N.B. This library cannot use fdio since system/utest/core uses it and system/utest/core cannot use fdio. See system/utest/core/README.md.
If you want your unit tests to print to standard out, you must link your test executable to system/ulib/fdio!
Tests are expected to not call printf()
. By default we want tests to be less verbose, and use of printfs about means the output cannot not be disabled. This test harness can call printf()
, but tests should not. Instead tests are expected to either call unittest_printf()
or unitest_printf_critical()
, the difference being that the former is controlled by the verbosity level, and the latter is not. Obviously unittest_printf_critical()
is intended to be used sparingly.
Verbosity is controlled by passing v=N
when invoking the test, where N has the range 0-9. The default is zero, which means unittest_printf()
output does not appear. Any value above zero enables unittest_printf()
output.
Unittest has a set of options that it recognizes. All tests are expected to call unittest_run_all_tests()
, which will ensure all tests get these options. The library supplies a default main()
function that does this. So if a test has no interest in the arguments itself and needs no other special global initialization, it need not define its own main
at all.
However, tests can also have their own options. Since Unittest does not use any kind of general argv parsing library, and each test as well as Unittest do their own parsing, one issue is how to support both Unittest options and test-specific options without either having to know about the other. This becomes important when parsing an option that takes a value and the value might begin with “-”. E.g.,
$ foo-test --foo -f -f bar
where the first -f
is the value for option --foo
and the second -f
is an option specific to foo-test
.
Argv processing is first done in the main()

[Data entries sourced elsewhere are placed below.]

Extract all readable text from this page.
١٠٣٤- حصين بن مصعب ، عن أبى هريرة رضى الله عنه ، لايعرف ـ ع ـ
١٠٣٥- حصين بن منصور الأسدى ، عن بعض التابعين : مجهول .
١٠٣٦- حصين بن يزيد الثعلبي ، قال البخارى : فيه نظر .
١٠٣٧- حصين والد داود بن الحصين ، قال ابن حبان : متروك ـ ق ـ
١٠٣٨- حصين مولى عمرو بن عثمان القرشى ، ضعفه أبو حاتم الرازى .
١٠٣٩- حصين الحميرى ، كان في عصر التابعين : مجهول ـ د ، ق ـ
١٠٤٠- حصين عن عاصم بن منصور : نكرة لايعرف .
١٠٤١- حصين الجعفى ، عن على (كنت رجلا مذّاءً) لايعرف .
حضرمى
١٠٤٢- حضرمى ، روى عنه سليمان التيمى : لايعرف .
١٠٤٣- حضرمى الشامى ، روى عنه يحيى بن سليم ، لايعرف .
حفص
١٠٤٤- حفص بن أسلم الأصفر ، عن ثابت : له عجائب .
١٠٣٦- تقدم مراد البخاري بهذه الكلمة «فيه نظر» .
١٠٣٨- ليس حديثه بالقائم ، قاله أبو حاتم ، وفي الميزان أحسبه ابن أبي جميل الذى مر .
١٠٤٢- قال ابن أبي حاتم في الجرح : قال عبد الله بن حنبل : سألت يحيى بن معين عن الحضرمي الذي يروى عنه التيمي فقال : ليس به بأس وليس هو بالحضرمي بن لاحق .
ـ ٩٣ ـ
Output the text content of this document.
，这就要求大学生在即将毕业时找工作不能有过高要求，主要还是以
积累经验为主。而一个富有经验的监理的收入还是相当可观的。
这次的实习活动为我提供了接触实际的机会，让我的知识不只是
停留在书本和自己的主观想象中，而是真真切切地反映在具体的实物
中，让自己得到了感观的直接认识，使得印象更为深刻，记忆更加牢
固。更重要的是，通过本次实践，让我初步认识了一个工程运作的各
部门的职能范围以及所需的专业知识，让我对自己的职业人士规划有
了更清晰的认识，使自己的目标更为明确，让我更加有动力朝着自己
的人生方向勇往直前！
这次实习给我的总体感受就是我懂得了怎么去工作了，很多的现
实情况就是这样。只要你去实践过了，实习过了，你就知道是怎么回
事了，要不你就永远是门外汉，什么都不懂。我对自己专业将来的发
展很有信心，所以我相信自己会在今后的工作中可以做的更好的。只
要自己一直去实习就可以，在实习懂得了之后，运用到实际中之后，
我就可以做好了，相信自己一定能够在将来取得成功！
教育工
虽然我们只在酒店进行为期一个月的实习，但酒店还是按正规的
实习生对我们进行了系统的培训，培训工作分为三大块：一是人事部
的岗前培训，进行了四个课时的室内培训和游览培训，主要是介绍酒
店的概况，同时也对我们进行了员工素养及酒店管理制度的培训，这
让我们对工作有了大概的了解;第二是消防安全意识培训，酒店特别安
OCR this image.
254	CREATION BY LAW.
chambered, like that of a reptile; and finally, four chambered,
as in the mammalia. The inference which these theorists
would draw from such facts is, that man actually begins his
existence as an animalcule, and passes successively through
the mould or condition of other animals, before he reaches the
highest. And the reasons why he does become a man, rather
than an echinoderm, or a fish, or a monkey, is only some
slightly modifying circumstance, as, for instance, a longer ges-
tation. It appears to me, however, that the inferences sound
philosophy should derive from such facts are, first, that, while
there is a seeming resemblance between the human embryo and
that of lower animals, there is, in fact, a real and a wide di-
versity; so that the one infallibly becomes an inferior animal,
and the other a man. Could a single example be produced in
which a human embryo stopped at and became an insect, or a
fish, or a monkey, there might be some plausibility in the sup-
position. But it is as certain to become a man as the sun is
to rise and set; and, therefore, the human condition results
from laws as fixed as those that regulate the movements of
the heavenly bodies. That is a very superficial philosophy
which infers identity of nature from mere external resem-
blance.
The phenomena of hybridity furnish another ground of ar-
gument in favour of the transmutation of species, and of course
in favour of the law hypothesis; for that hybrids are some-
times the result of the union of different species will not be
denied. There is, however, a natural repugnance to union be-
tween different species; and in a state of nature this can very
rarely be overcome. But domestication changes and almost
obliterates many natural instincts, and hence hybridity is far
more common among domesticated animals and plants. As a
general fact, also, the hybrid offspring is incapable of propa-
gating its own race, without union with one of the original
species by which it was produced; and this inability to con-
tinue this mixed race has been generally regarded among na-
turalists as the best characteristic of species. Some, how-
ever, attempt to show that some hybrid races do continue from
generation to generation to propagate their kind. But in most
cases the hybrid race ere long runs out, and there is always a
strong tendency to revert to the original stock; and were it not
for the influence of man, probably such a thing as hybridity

of the testcase, and then again in Unittest when the testcase calls unittest_run_all_tests()
. If --foo
is a Unittest option, how does the testcase know to ignore the first -f
? The solution we employ is very simple:
Parse argv one element at a time, and ignore anything that is not recognized.
This simple rule makes writing tests easy, but it does have some consequences one needs to be aware of. For example, this means that option values cannot begin with “-”, which makes the above example invalid. A second consequence is that there are no positional parameters. E.g.,
$ foo-test --foo ./-f a b c -f bar
is equivalent to
$ foo-test --foo ./-f -f bar a b c
While not entirely clean, this allows for a simple implementation, and preserves the status quo.